И он пытался успокоить ее, обмануть свою совесть:

«Я уеду, конечно, уеду, разве тебе не ясно это? Мы вместе уедем: ты — в моей душе, ты — живее меня. Успокойся. Не мучай меня больше. Мы уедем вместе, вместе, время унесет нас в вечность. Мы были разлучены и далеки друг от друга тогда, когда встречались наши взгляды и сливались в поцелуе уста. Разлучены и чужды друг другу. Только сейчас начинается наше настоящее единение — в твоей ненависти, в моем терпении, в моем отказе».
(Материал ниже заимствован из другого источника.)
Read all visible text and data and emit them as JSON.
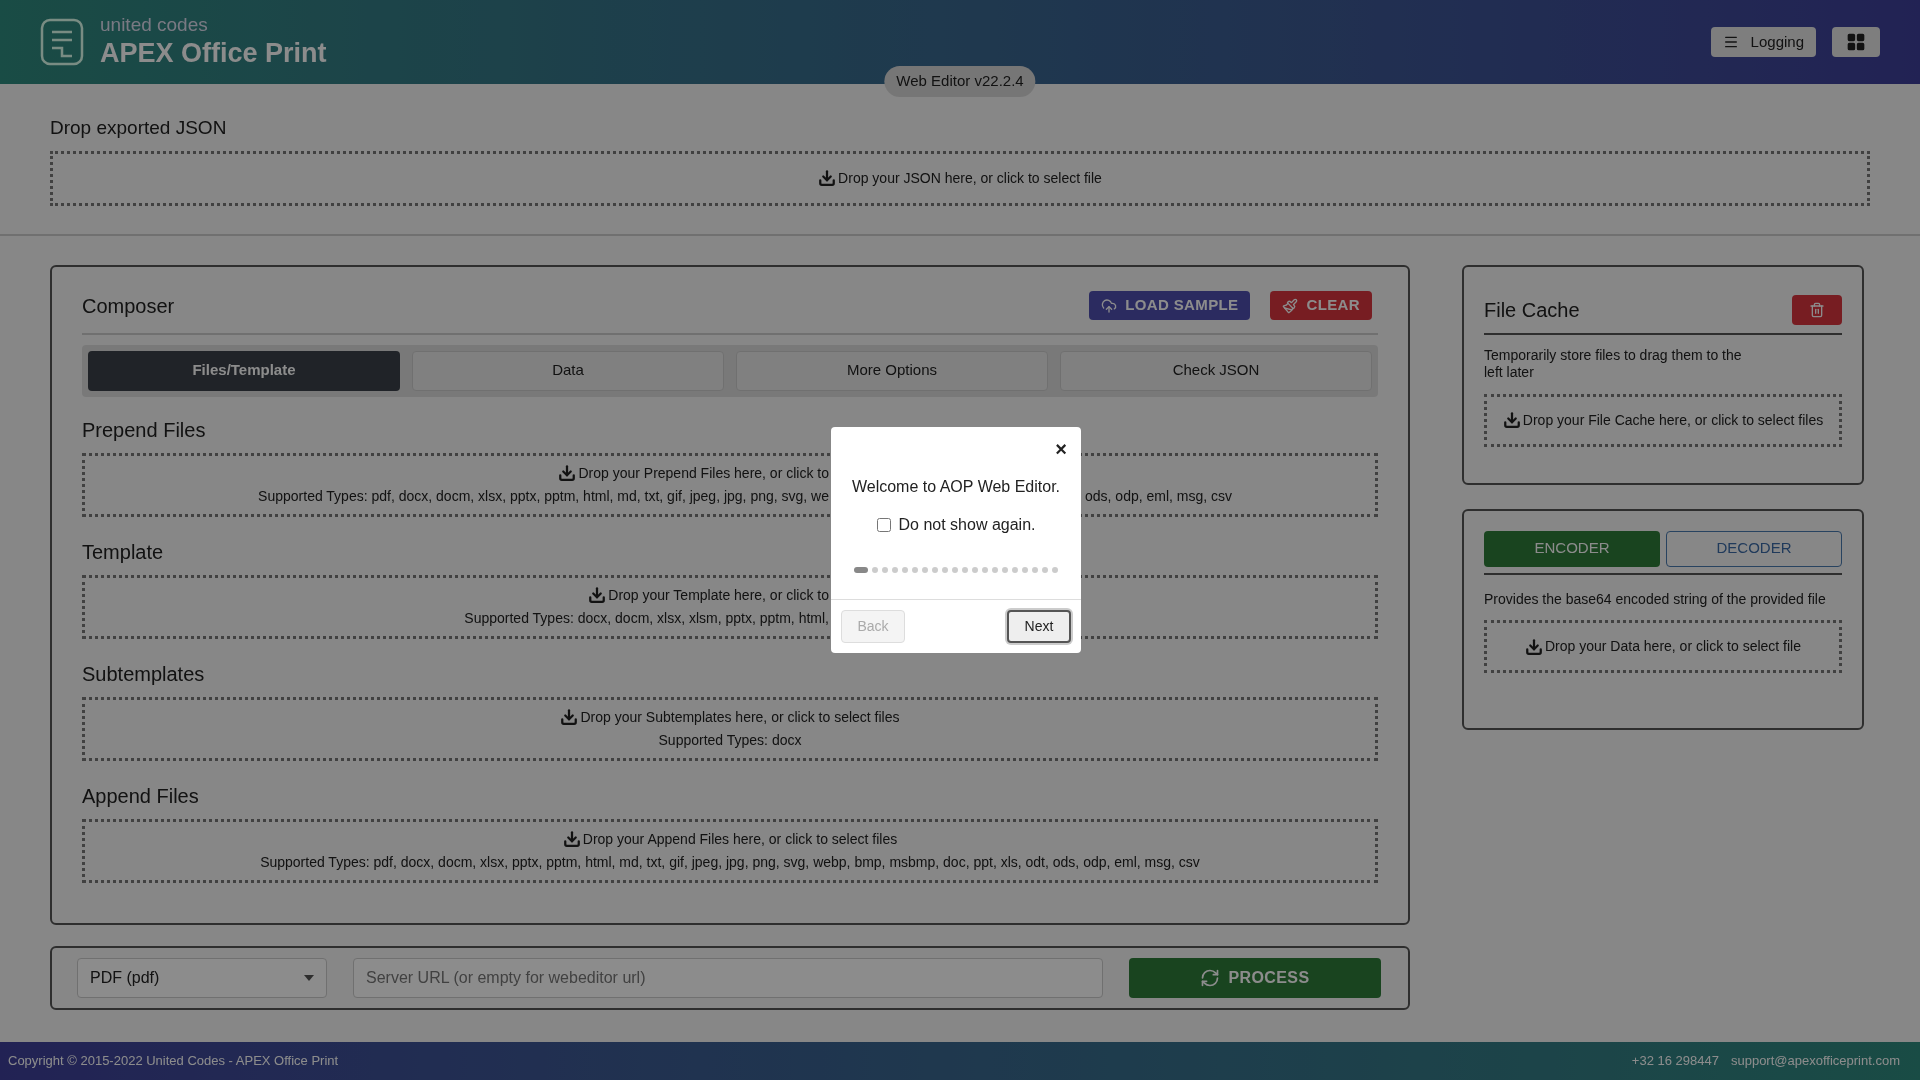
{
  "header": {
    "brand_top": "united codes",
    "brand_name": "APEX Office Print",
    "buttons": [
      {
        "kind": "menu",
        "label": "Logging"
      },
      {
        "kind": "grid"
      }
    ],
    "version": "Web Editor v22.2.4"
  },
  "json_drop": {
    "title": "Drop exported JSON",
    "text": "Drop your JSON here, or click to select file"
  },
  "composer": {
    "title": "Composer",
    "actions": [
      {
        "kind": "load",
        "label": "LOAD SAMPLE"
      },
      {
        "kind": "clear",
        "label": "CLEAR"
      }
    ],
    "tabs": [
      {
        "label": "Files/Template",
        "selected": true
      },
      {
        "label": "Data",
        "selected": false
      },
      {
        "label": "More Options",
        "selected": false
      },
      {
        "label": "Check JSON",
        "selected": false
      }
    ],
    "sections": [
      {
        "title": "Prepend Files",
        "lines": [
          {
            "kind": "hint",
            "left": "Drop your Prepend Files here, or click to"
          },
          {
            "kind": "types",
            "left": "Supported Types: pdf, docx, docm, xlsx, pptx, pptm, html, md, txt, gif, jpeg, jpg, png, svg, we",
            "right": "ods, odp, eml, msg, csv"
          }
        ]
      },
      {
        "title": "Template",
        "lines": [
          {
            "kind": "hint",
            "left": "Drop your Template here, or click to"
          },
          {
            "kind": "types",
            "left": "Supported Types: docx, docm, xlsx, xlsm, pptx, pptm, html,"
          }
        ]
      },
      {
        "title": "Subtemplates",
        "lines": [
          {
            "kind": "hint",
            "text": "Drop your Subtemplates here, or click to select files"
          },
          {
            "kind": "types",
            "text": "Supported Types: docx"
          }
        ]
      },
      {
        "title": "Append Files",
        "lines": [
          {
            "kind": "hint",
            "text": "Drop your Append Files here, or click to select files"
          },
          {
            "kind": "types",
            "text": "Supported Types: pdf, docx, docm, xlsx, pptx, pptm, html, md, txt, gif, jpeg, jpg, png, svg, webp, bmp, msbmp, doc, ppt, xls, odt, ods, odp, eml, msg, csv"
          }
        ]
      }
    ]
  },
  "file_cache": {
    "title": "File Cache",
    "description": "Temporarily store files to drag them to the left later",
    "drop": "Drop your File Cache here, or click to select files"
  },
  "codec": {
    "tabs": [
      {
        "label": "ENCODER",
        "selected": true
      },
      {
        "label": "DECODER",
        "selected": false
      }
    ],
    "description": "Provides the base64 encoded string of the provided file",
    "drop": "Drop your Data here, or click to select file"
  },
  "bottom": {
    "format": "PDF (pdf)",
    "server_url_placeholder": "Server URL (or empty for webeditor url)",
    "process": "PROCESS"
  },
  "footer": {
    "copyright": "Copyright © 2015-2022 United Codes - APEX Office Print",
    "phone": "+32 16 298447",
    "email": "support@apexofficeprint.com"
  },
  "dialog": {
    "close": "×",
    "message": "Welcome to AOP Web Editor.",
    "checkbox": {
      "label": "Do not show again.",
      "checked": false
    },
    "steps": [
      {
        "selected": true
      },
      {
        "selected": false
      },
      {
        "selected": false
      },
      {
        "selected": false
      },
      {
        "selected": false
      },
      {
        "selected": false
      },
      {
        "selected": false
      },
      {
        "selected": false
      },
      {
        "selected": false
      },
      {
        "selected": false
      },
      {
        "selected": false
      },
      {
        "selected": false
      },
      {
        "selected": false
      },
      {
        "selected": false
      },
      {
        "selected": false
      },
      {
        "selected": false
      },
      {
        "selected": false
      },
      {
        "selected": false
      },
      {
        "selected": false
      },
      {
        "selected": false
      }
    ],
    "back": {
      "label": "Back",
      "disabled": true
    },
    "next": {
      "label": "Next",
      "disabled": false
    }
  }
}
Постепенно усталость брала верх. Он слышал за окном какой-то долгий приглушенный стон, как будто ворковала голубка, искавшая своего дружка. И горестный, страстный стон этот казался ему стоном самой ночи — ночи, светлой от лунного сияния, но сияние это было каким-то бесплотным, туманным: все небо было усеяно небольшими, подобными пушинкам, облачками. Потом до него дошло, что это стонет он сам. Но сон уже успокоил его. Страх, страдания, воспоминания понемногу отдалились. Ему казалось, что он и в самом деле едет верхом по тропинке на плоскогорье, все кругом спокойно, светло. За далеким желтым ольшаником видны поляны, поросшие нежно-зеленой, радующей глаз травой. На утесах недвижно сидят орлы и глядят на солнце.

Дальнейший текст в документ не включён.